Cryptocurrency has been the subject of debate and news since its inception. The cryptocurrency's introduction has been heralded by supporters as the start of a new and more equal monetary system. Governments all around the world are keeping a wary eye on Bitcoin's progress. El Salvador, for example, has adopted it as a currency. However, major economies, including the US, refuse to accept it as legal cash. They have compelling motives to do so.

Most traditional currencies are regulated by a centralized government, but crypto currencies are decentralized, i.e., they are created and transacted in open environments and rely on peer-to-peer networks. Since cryptocurrencies are unregulated in the country and are difficult to trace, posing tax on it becomes difficult, creating a threat for rupee and the fact that the users are anonymous, their claimed market value cannot be verified which can lead to money laundering and illegal activities. This makes it particularly attractive to criminals, because it’s sort of like the digital equivalent of cash: easy to hide, tough to trace.

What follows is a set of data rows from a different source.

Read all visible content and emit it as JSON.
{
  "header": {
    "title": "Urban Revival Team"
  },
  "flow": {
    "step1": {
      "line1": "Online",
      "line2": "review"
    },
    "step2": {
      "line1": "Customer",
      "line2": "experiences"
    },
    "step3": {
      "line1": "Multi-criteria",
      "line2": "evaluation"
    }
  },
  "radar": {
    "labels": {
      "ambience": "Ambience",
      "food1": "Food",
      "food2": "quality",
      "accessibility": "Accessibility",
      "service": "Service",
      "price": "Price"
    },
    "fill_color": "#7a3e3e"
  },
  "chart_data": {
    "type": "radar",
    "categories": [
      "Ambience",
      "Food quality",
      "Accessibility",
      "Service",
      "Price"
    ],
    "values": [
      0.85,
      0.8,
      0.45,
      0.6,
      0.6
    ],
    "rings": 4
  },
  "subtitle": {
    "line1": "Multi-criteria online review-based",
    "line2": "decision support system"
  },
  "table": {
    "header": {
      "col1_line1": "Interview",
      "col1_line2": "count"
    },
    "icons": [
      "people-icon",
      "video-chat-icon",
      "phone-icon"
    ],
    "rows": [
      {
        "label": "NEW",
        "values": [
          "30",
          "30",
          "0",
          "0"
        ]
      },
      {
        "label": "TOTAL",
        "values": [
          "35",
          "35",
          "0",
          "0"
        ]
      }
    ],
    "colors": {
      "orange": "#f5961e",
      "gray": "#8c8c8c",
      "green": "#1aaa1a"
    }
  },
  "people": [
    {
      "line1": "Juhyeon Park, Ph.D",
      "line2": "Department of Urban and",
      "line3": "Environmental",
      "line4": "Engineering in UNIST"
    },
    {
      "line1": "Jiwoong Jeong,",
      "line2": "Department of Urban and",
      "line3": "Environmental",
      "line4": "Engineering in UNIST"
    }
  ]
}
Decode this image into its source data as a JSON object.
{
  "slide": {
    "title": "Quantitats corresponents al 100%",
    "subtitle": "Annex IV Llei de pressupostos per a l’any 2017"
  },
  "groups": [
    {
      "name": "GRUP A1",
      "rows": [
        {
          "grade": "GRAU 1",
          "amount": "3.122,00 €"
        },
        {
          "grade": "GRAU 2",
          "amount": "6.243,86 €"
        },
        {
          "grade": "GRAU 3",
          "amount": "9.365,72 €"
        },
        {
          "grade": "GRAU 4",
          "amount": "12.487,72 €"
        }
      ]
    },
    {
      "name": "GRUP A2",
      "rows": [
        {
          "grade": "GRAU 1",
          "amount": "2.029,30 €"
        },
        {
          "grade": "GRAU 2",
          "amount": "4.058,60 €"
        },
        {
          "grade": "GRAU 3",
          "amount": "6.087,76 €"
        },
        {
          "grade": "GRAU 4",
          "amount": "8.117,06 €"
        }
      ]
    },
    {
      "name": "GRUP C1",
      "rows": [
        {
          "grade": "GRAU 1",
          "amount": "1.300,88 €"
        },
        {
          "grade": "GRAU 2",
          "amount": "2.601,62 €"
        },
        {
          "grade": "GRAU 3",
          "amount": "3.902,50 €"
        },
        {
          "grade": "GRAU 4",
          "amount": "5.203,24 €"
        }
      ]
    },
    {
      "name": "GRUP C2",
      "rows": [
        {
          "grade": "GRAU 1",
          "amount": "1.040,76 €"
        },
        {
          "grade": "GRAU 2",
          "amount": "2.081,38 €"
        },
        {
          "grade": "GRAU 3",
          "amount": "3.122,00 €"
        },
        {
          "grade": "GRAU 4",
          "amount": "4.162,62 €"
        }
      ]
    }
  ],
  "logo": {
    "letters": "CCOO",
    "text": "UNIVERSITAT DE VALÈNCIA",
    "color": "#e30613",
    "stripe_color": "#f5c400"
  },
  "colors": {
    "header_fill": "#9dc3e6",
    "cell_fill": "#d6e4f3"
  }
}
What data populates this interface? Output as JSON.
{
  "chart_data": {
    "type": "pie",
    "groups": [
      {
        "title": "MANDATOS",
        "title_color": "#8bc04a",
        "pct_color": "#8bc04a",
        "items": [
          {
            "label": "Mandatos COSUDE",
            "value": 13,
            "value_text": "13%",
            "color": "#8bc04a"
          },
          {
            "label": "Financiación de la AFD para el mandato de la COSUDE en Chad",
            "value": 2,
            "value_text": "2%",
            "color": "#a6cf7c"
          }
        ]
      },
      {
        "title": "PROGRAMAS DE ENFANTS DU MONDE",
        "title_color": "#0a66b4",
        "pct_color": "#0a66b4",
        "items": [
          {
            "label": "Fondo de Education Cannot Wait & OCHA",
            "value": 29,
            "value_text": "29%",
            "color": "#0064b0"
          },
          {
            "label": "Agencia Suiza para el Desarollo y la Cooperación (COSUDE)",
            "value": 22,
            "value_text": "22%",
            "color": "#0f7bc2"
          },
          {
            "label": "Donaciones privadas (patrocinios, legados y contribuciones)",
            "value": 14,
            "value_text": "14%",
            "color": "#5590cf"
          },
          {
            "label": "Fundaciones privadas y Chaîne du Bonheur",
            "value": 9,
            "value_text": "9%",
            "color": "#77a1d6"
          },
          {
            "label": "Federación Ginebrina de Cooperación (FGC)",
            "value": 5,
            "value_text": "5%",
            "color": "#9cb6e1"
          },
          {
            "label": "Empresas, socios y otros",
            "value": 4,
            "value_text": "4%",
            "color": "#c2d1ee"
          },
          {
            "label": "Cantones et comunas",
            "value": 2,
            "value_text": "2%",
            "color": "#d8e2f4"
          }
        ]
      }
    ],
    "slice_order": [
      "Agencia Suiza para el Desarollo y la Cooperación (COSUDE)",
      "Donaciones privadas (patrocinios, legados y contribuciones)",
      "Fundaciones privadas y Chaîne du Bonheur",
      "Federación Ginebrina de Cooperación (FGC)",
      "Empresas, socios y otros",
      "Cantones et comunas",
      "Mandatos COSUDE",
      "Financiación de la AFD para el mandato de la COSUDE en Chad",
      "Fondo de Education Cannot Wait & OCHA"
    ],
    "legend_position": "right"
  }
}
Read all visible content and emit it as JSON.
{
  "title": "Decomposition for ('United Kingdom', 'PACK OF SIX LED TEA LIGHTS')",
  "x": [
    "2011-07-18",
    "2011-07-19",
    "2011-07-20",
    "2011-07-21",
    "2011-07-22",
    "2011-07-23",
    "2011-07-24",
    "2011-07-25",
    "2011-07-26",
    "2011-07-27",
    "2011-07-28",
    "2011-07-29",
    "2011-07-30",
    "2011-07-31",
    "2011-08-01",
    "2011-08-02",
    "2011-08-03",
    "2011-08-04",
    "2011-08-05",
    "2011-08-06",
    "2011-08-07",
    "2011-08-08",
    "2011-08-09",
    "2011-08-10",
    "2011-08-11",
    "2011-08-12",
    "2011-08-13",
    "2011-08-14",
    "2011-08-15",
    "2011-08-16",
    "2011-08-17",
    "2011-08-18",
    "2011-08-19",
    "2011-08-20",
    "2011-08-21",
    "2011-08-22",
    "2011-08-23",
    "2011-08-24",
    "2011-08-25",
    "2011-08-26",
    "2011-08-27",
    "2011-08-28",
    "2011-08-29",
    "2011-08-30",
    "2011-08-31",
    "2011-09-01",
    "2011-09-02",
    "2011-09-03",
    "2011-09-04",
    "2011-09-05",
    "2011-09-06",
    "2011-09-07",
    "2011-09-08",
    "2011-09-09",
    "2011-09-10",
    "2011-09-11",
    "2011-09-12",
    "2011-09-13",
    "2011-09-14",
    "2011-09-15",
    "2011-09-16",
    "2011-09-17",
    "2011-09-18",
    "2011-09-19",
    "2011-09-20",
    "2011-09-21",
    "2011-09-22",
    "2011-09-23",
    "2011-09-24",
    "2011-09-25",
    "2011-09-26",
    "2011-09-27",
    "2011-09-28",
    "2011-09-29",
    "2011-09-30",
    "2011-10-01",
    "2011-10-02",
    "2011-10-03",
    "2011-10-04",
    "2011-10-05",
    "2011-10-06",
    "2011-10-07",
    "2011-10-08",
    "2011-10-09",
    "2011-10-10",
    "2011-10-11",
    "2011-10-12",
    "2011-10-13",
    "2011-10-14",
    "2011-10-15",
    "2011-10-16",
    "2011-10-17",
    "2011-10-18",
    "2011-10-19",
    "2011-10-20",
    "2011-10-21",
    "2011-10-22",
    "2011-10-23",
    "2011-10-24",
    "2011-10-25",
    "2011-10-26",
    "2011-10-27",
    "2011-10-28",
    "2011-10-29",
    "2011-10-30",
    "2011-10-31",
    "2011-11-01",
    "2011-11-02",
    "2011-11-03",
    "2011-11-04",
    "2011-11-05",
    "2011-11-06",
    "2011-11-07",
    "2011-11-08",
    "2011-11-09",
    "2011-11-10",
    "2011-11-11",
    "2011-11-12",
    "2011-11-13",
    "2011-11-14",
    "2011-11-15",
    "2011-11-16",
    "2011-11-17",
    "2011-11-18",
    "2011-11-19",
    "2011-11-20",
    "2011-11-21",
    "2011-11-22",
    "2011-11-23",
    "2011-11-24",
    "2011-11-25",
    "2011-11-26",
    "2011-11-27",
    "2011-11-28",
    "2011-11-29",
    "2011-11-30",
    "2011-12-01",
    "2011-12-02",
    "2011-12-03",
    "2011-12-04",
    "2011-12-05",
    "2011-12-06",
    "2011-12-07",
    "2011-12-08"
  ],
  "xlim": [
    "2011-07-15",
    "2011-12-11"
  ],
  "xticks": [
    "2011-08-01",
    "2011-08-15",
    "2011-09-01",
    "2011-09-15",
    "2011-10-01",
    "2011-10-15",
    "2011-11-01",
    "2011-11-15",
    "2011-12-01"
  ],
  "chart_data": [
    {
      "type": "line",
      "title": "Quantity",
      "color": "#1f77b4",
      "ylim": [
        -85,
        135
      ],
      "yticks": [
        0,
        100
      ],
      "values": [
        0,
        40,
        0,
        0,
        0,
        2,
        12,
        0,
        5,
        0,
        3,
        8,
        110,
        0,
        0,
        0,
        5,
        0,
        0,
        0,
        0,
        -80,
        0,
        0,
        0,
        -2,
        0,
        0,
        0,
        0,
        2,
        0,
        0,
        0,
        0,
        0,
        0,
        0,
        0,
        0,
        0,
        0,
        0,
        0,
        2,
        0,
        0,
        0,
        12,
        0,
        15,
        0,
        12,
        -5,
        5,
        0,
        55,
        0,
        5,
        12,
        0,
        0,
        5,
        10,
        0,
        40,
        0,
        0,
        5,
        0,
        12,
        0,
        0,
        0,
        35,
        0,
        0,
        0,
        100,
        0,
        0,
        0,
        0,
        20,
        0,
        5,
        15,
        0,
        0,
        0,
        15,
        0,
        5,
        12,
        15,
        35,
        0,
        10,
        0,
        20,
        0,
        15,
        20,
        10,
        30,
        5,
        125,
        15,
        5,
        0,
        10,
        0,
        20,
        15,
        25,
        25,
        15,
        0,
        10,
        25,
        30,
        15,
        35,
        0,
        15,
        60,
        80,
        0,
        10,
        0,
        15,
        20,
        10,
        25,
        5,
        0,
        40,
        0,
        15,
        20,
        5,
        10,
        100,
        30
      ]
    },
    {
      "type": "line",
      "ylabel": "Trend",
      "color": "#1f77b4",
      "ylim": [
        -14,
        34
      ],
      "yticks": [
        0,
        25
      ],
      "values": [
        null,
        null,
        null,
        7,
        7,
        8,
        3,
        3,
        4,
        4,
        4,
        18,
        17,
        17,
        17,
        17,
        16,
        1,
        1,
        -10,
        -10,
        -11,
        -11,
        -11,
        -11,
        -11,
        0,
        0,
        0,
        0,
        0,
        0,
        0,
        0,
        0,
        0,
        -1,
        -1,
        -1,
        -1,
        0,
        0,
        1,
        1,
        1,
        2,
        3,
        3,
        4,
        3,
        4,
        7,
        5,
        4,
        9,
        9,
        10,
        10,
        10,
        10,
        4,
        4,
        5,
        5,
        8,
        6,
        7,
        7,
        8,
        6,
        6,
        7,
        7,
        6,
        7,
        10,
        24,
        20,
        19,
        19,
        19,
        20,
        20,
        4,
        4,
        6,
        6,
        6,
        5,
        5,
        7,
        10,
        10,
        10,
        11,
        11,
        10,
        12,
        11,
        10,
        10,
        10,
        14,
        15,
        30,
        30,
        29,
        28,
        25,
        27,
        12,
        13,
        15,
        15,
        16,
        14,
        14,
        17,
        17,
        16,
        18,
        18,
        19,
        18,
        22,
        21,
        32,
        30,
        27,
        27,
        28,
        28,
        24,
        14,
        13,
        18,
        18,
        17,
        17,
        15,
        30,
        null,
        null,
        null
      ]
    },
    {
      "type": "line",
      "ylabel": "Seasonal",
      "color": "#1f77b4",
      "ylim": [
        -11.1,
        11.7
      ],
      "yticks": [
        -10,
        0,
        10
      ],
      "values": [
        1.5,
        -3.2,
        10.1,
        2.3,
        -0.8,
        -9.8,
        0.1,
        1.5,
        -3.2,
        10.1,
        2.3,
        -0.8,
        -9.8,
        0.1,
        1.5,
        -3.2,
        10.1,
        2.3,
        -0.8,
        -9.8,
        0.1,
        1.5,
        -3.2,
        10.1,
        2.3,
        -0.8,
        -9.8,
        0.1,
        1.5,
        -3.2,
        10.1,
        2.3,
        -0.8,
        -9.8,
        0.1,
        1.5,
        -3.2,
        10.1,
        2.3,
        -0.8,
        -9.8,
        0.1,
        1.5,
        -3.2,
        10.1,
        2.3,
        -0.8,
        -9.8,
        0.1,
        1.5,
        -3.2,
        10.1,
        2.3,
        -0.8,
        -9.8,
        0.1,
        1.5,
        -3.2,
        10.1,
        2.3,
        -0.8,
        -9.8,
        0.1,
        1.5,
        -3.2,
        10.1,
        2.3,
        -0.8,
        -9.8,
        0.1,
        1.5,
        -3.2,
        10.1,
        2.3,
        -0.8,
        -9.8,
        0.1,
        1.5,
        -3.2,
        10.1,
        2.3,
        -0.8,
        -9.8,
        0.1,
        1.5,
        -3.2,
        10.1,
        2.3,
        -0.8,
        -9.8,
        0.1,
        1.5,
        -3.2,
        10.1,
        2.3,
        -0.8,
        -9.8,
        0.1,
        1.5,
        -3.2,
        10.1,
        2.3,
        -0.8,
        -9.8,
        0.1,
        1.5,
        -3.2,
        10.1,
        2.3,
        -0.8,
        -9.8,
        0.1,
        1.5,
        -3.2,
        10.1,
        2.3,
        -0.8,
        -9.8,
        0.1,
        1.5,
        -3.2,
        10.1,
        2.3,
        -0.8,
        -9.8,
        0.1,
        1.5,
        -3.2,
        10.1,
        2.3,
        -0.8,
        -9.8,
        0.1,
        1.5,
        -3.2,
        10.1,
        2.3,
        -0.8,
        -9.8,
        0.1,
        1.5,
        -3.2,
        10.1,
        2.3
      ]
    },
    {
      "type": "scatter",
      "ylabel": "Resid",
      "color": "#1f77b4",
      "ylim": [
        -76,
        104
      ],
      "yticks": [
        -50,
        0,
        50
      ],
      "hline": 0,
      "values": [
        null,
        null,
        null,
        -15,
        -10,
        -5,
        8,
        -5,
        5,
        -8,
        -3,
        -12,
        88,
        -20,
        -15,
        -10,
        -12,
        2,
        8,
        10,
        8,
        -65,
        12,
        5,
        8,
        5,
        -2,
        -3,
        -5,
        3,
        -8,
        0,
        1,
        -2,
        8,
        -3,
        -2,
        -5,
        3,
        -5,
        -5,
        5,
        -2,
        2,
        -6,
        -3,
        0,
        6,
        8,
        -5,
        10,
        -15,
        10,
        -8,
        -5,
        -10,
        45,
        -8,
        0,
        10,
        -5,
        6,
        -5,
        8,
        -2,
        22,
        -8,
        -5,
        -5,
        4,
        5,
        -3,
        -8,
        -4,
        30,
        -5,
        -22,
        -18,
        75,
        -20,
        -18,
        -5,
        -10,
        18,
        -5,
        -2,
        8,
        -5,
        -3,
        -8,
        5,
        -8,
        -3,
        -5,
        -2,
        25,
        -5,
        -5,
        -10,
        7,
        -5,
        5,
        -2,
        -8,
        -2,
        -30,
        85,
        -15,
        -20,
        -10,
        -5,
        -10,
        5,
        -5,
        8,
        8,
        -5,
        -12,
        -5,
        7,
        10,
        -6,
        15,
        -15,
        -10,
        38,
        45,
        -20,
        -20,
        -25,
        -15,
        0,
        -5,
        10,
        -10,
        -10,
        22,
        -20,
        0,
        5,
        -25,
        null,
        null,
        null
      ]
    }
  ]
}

If a large number of investors invest in digital coins rather than rupee-based savings like provident funds, the demand of the latter will fall. This will hamper the ability of banks to lend out money to its customers, which will eventually remove it from the role of "last-resort lender". Even former Reserve Bank of India's Governor Duvvuri Subbarao shared his opinions on this stating-"The central bank could lose control over money supply and inflation management if cryptocurrency is allowed in the country." Crypto is backed by algorithms and he believes the central bank might lose control over money supply and inflation management if cryptocurrency is allowed in the country. Keeping these problems in mind it was also suggested to ban crypto currencies, T Rabi Sankar, Deputy Governor, Reserve Bank of India (RBI) stated- "Banning cryptocurrency is perhaps the most advisable choice open to India and there are strong reasons to keep cryptocurrencies away from the formal financial system."

Current prospects

The continuation of cryptocurrency depended on the Cryptocurrency and Regulation of Official Digital Currency Bill, 2021, which was introduced in this winter session of Parliament in which the minister said, "I am not going to legalize it or ban it at this stage. Banning or not banning will come subsequently, when consultations give me input." Cryptocurrency was stated as a threat to macroeconomic and financial stability and investors were cautioned and advised to invest on their own risk.

Future prospects

Cryptocurrency being a modern era currency though influenced and fascinated the wave of investors but it still has its own disadvantages which cannot be ignored therefore it was further decided that Crypto will never be a legal tender. Legal tender means legally recognized payment instrument such as coins and banknotes which are accepted in settlement of debts. India will not be making any crypto-asset as a legal tender. Only 'Digital Rupee' of the Reserve Bank will be a legal tender in India.